WASHINGTON — NASA’s OSIRIS-REx spacecraft briefly touched down on the surface of the asteroid Bennu Oct. 20, but it may be several days before project scientists know how much material the probe collected for return to Earth.
A sampling arm extended from the OSIRIS-REx spacecraft touched down in a crater called Nightingale on the surface of Bennu at 6:12 p.m. Eastern. The Touch-and-Go Sample Acquisition Mechanism (TAGSAM) was on the surface for several seconds before the spacecraft backed away from the asteroid as planned.
The approach appeared to go as planned. “Everything went just exactly perfect,” Dante Lauretta, principal investigator for OSIRIS-REx at the University of Arizona, said on NASA TV immediately after the sampling attempt. “The spacecraft appears to have operated flawlessly.”
During its brief time on the surface, TAGSAM, similar in appearance to a car air filter, fired a burst of nitrogen gas to kick up fine material on the surface, trapping that material inside the device. The mission’s goal is to collect at least 60 grams of material, although TAGSAM could collect as much as two kilograms.
It will be some time, though, before the project team knows how much material it collected. The spacecraft provided only low-rate telemetry during its approach to and immediately departure from the surface of Bennu. Once the spacecraft is back to a safe distance from the asteroid, it will start returning images and other data collected during the touch-and-go, or TAG, maneuver.
Lauretta said he’s particularly interested in the images taken of the surface during the sampling attempt. “We’re going to be looking at a whole series of images as we descended down to the surface, made contact and fired that gas bottle,” he said. “I really want to know how that surface responded.”
If the location where OSIRIS-REx touched down was relatively sandy, the burst of nitrogen gas should have disturbed it. “If TAG made a significant disturbance of the surface, we likely collected a lot of material,” said Mike Moreau, OSIRIS-REx deputy project manager at NASA’s Goddard Space Flight Center.

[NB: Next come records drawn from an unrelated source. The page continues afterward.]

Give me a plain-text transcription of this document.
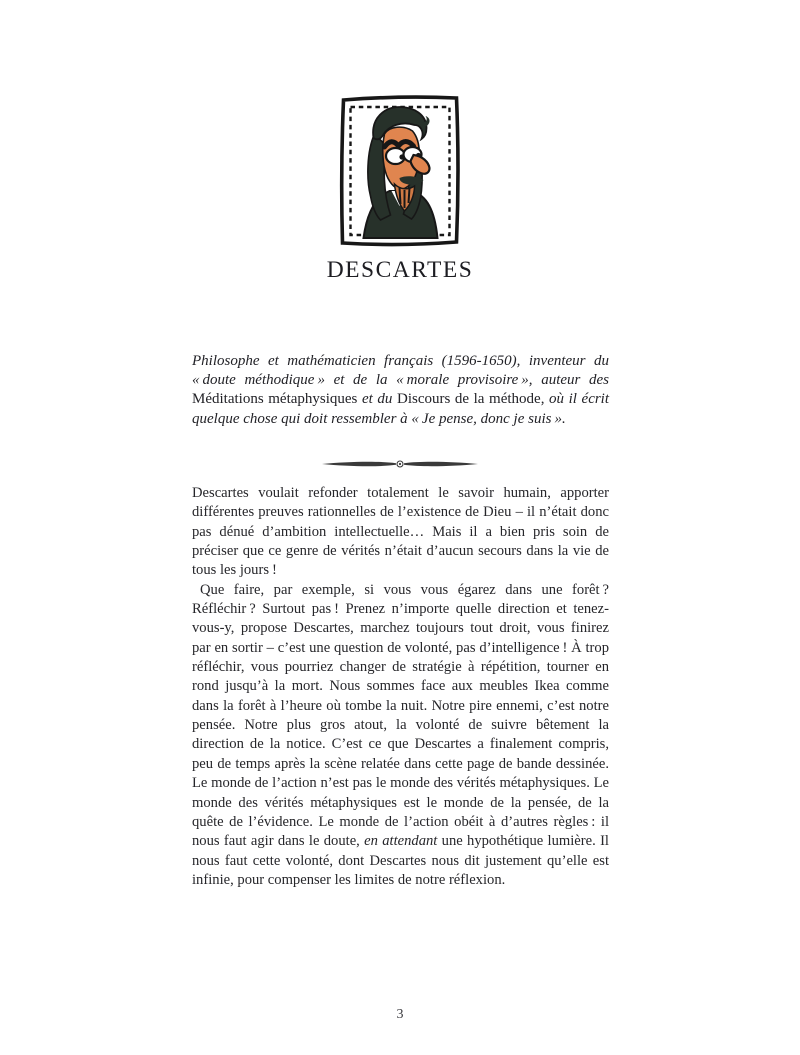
DESCARTES

Philosophe et mathématicien français (1596-1650), inventeur du « doute méthodique » et de la « morale provisoire », auteur des Méditations métaphysiques et du Discours de la méthode, où il écrit quelque chose qui doit ressembler à « Je pense, donc je suis ».

Descartes voulait refonder totalement le savoir humain, apporter différentes preuves rationnelles de l’existence de Dieu – il n’était donc pas dénué d’ambition intellectuelle… Mais il a bien pris soin de préciser que ce genre de vérités n’était d’aucun secours dans la vie de tous les jours !

Que faire, par exemple, si vous vous égarez dans une forêt ? Réfléchir ? Surtout pas ! Prenez n’importe quelle direction et tenez-vous-y, propose Descartes, marchez toujours tout droit, vous finirez par en sortir – c’est une question de volonté, pas d’intelligence ! À trop réfléchir, vous pourriez changer de stratégie à répétition, tourner en rond jusqu’à la mort. Nous sommes face aux meubles Ikea comme dans la forêt à l’heure où tombe la nuit. Notre pire ennemi, c’est notre pensée. Notre plus gros atout, la volonté de suivre bêtement la direction de la notice. C’est ce que Descartes a finalement compris, peu de temps après la scène relatée dans cette page de bande dessinée. Le monde de l’action n’est pas le monde des vérités métaphysiques. Le monde des vérités métaphysiques est le monde de la pensée, de la quête de l’évidence. Le monde de l’action obéit à d’autres règles : il nous faut agir dans le doute, en attendant une hypothétique lumière. Il nous faut cette volonté, dont Descartes nous dit justement qu’elle est infinie, pour compenser les limites de notre réflexion.

3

It will be several more days, though, before the team has a better estimate of the amount of material collected, which they plan to measure by slowly spinning the spacecraft and measuring the difference in its moment of inertia from before the sampling attempt. That should provide an estimate of the amount of material collected with an accuracy of a few tens of grams, Lauretta said at a briefing about the sampling attempt in September.
If the sampling effort failed, or fell short of the goal of 60 grams, the mission does have the ability to perform a second sampling attempt. That will likely be at a backup site, dubbed Osprey, elsewhere on the asteroid.
Finding a sampling site on Bennu turned out to be much harder than the mission expected. Observations of Bennu taken before OSIRIS-REx arrived in late 2018 suggested that the surface was generally sandy, but images from the spacecraft showed a much rockier surface, littered with boulders that would interfere with a sampling attempt. Engineers spent months developing new control software to enable a more precise approach required to reach the smaller target sampling areas on the asteroid’s surface.
The spacecraft will depart the vicinity of Bennu in March 2021, returning the samples to Earth in a canister that will land in the Utah desert in September 2023. Those samples will then be studied by scientists in labs using instruments far more capable than those that can be flown on spacecraft.
“Sample return is an important strategy for NASA and for planetary science,” said Lori Glaze, director of NASA’s planetary science division, at a briefing last month. “On Earth, we can apply the full breadth of our terrestrial science laboratory capabilities to study the physical and the chemical characteristics of these pristine, unaltered materials in our state-of-the-art laboratories.”
OSIRIS-REx, formally known as the Origins, Spectral Interpretation, Resource Identification, Security-Regolith Explorer, launched in September 2016 as the third mission in the New Frontiers line of medium-sized planetary science missions, after the New Horizons mission to Pluto and the Juno mission to Jupiter. The mission’s total estimated cost is $1.16 billion.